Утром школа — литература, геометрия, потом балетный класс, фортепьяно — рано начатый день кончался затемно, не оставляя времени ни на что постороннее. И вожделенная булочка с маком означала устойчивость раз заведенного порядка — и сам порядок, и отдушину в нем. С течением лет появилось кофе с молоком — полный стакан, которого хватало на несколько блаженно растянутых минут. Потом — черный кофе. Неизменная чашечка поутру в магазине «Хлеб», которую нельзя было уже заменить ничем иным. Никакой иной кофе, никакая иная чашка и никакое иное место — ни дом, ни буфет театра — не давали ей то ощущение глубокого вздоха перед началом плотно упакованного дня, какое давал ей возведенный в обычай визит в хлебный. Она предпочитала скорее опоздать на урок в театре, неизменный класс в десять утра, — получить замечание, краснеть и оправдываться, чем остаться без этого жизненно необходимого ей глотка.
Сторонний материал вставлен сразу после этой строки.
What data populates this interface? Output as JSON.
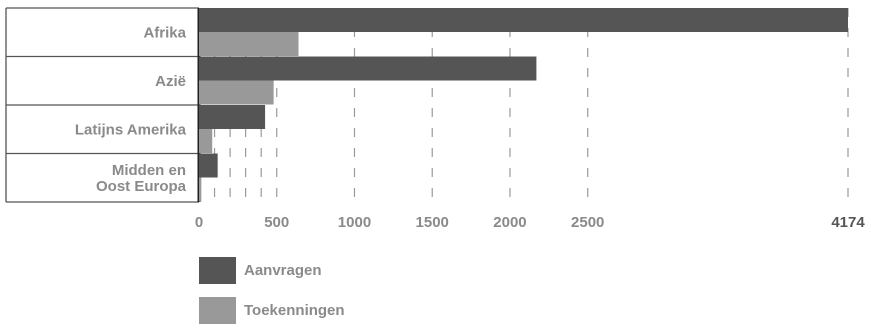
{
  "chart_data": {
    "type": "bar",
    "orientation": "horizontal",
    "categories": [
      [
        "Afrika"
      ],
      [
        "Azië"
      ],
      [
        "Latijns Amerika"
      ],
      [
        "Midden en",
        "Oost Europa"
      ]
    ],
    "series": [
      {
        "name": "Aanvragen",
        "color": "#555555",
        "values": [
          4174,
          2170,
          425,
          120
        ]
      },
      {
        "name": "Toekenningen",
        "color": "#999999",
        "values": [
          640,
          480,
          85,
          15
        ]
      }
    ],
    "xlim": [
      0,
      4174
    ],
    "x_ticks": [
      "0",
      "500",
      "1000",
      "1500",
      "2000",
      "2500",
      "4174"
    ],
    "grid": true,
    "legend_placement": "bottom-left"
  }
}
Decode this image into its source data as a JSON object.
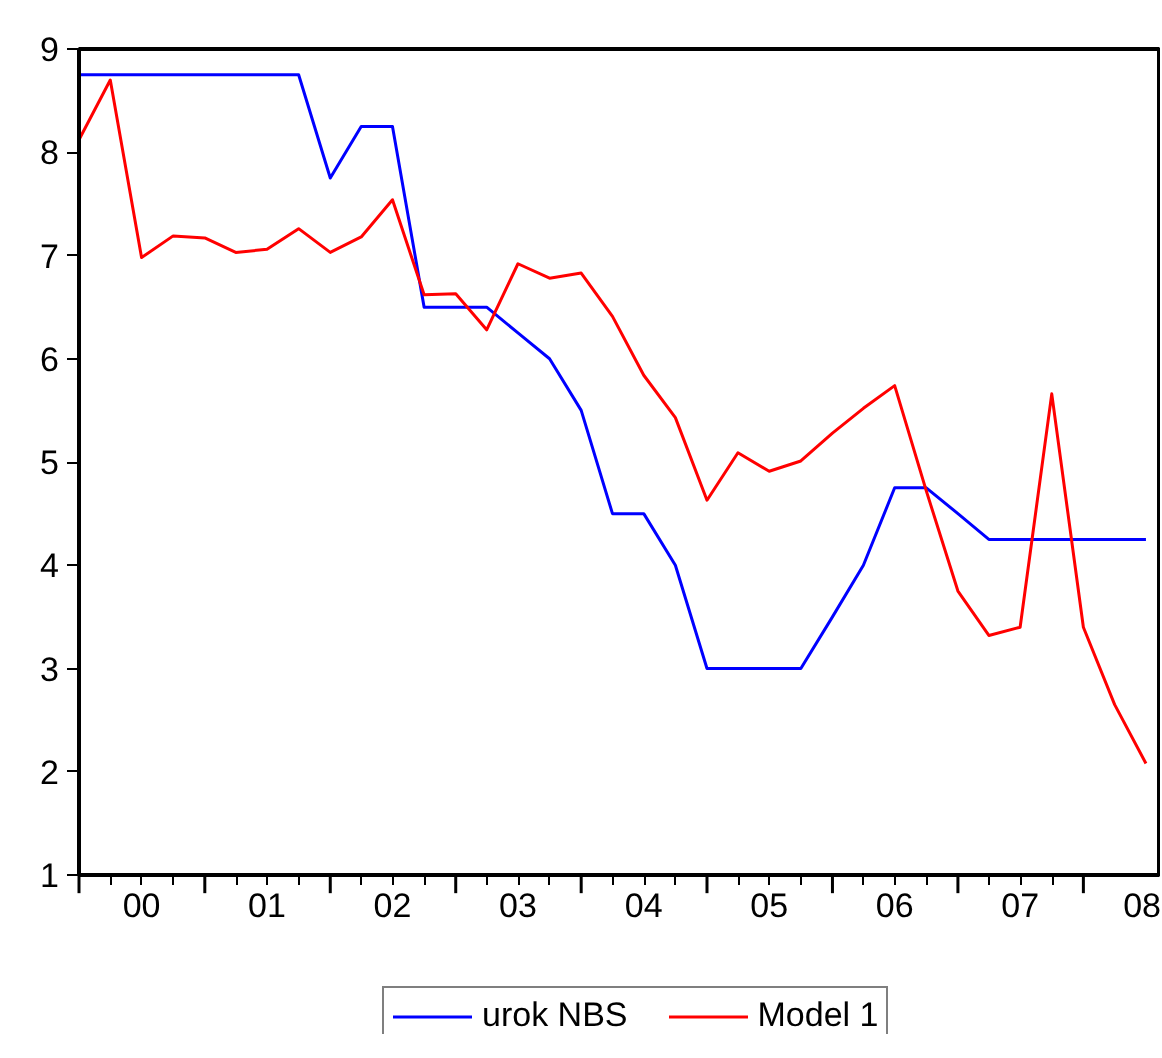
{
  "chart_data": {
    "type": "line",
    "x": [
      "2000-01",
      "2000-04",
      "2000-07",
      "2000-10",
      "2001-01",
      "2001-04",
      "2001-07",
      "2001-10",
      "2002-01",
      "2002-04",
      "2002-07",
      "2002-10",
      "2003-01",
      "2003-04",
      "2003-07",
      "2003-10",
      "2004-01",
      "2004-04",
      "2004-07",
      "2004-10",
      "2005-01",
      "2005-04",
      "2005-07",
      "2005-10",
      "2006-01",
      "2006-04",
      "2006-07",
      "2006-10",
      "2007-01",
      "2007-04",
      "2007-07",
      "2007-10",
      "2008-01",
      "2008-04",
      "2008-07"
    ],
    "series": [
      {
        "name": "urok NBS",
        "color": "#0000ff",
        "values": [
          8.75,
          8.75,
          8.75,
          8.75,
          8.75,
          8.75,
          8.75,
          8.75,
          7.75,
          8.25,
          8.25,
          6.5,
          6.5,
          6.5,
          6.25,
          6.0,
          5.5,
          4.5,
          4.5,
          4.0,
          3.0,
          3.0,
          3.0,
          3.0,
          3.5,
          4.0,
          4.75,
          4.75,
          4.5,
          4.25,
          4.25,
          4.25,
          4.25,
          4.25,
          4.25
        ]
      },
      {
        "name": "Model 1",
        "color": "#ff0000",
        "values": [
          8.12,
          8.7,
          6.98,
          7.19,
          7.17,
          7.03,
          7.06,
          7.26,
          7.03,
          7.18,
          7.54,
          6.62,
          6.63,
          6.28,
          6.92,
          6.78,
          6.83,
          6.41,
          5.84,
          5.43,
          4.63,
          5.09,
          4.91,
          5.01,
          5.28,
          5.52,
          5.74,
          4.72,
          3.75,
          3.32,
          3.4,
          5.66,
          3.4,
          2.65,
          2.08
        ]
      }
    ],
    "xlim": [
      "2000-01",
      "2008-08-08"
    ],
    "xticks": [
      {
        "value": "2000-01",
        "label": null
      },
      {
        "value": "2000-07",
        "label": "00"
      },
      {
        "value": "2001-01",
        "label": null
      },
      {
        "value": "2001-07",
        "label": "01"
      },
      {
        "value": "2002-01",
        "label": null
      },
      {
        "value": "2002-07",
        "label": "02"
      },
      {
        "value": "2003-01",
        "label": null
      },
      {
        "value": "2003-07",
        "label": "03"
      },
      {
        "value": "2004-01",
        "label": null
      },
      {
        "value": "2004-07",
        "label": "04"
      },
      {
        "value": "2005-01",
        "label": null
      },
      {
        "value": "2005-07",
        "label": "05"
      },
      {
        "value": "2006-01",
        "label": null
      },
      {
        "value": "2006-07",
        "label": "06"
      },
      {
        "value": "2007-01",
        "label": null
      },
      {
        "value": "2007-07",
        "label": "07"
      },
      {
        "value": "2008-01",
        "label": null
      },
      {
        "value": "2008-07",
        "label": "08"
      }
    ],
    "ylim": [
      1,
      9
    ],
    "yticks": [
      1,
      2,
      3,
      4,
      5,
      6,
      7,
      8,
      9
    ],
    "legend": "bottom",
    "line_style": "solid"
  }
}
За двадцать шесть лет магазин раза два или три менял обличье: перекрасили стены, убрали неоновые плетения вывески, заменили прилавки, кассовые аппараты, — и вместе с этими переворотами, иногда радикальными, иногда мелкими, заметными лишь пристрастному взгляду, менялась жизнь Анечки — Ани — Анны Антоновой. Антоновой-Руткевич и снова Антоновой. Она окончила училище, отказалась от предложения в Музкомедию, куда ее звали сразу же на ведущие партии, и пошла к Колмогорову, в кордебалет, где нужно было «грызть палку», чтобы выбиться. В ту пору подъема, в восьмидесятых годах, в театре насчитывалось семь ведущих пар и пятнадцать солисток. То есть солисток хватало с избытком. Она пришла и, оглядев переполненный репетиционный зал, стала в дальний и тесный угол — у палки не оставалось места. Она сходила замуж за драматического актера Руткевича, — это было много для нее значившее, растянувшееся более чем на десять лет событие — сходила и вернулась. Она родила девочку — и вернулась. Она сходила за границу, в Варшаву, где ей обещали опять же ведущие партии, тогда как здесь, у Колмогорова, она все еще не могла выбиться из двоек, троек, четверок, из разнообразных подруг, которые окружали главных, срывающих рукоплескания героинь. Сходила в Варшаву, заработала тем нервную горячку, и опрометью, зажмурив глаза, бежала, когда осталось лишь подписать контракт. Бежала позорно, с бьющимся от ужаса сердцем, как невеста из-под венца, бежала и вернулась к своему хлебному. Чтобы дрожащей от пережитого рукой взять чашечку кофе и отнести ее к высокому столику.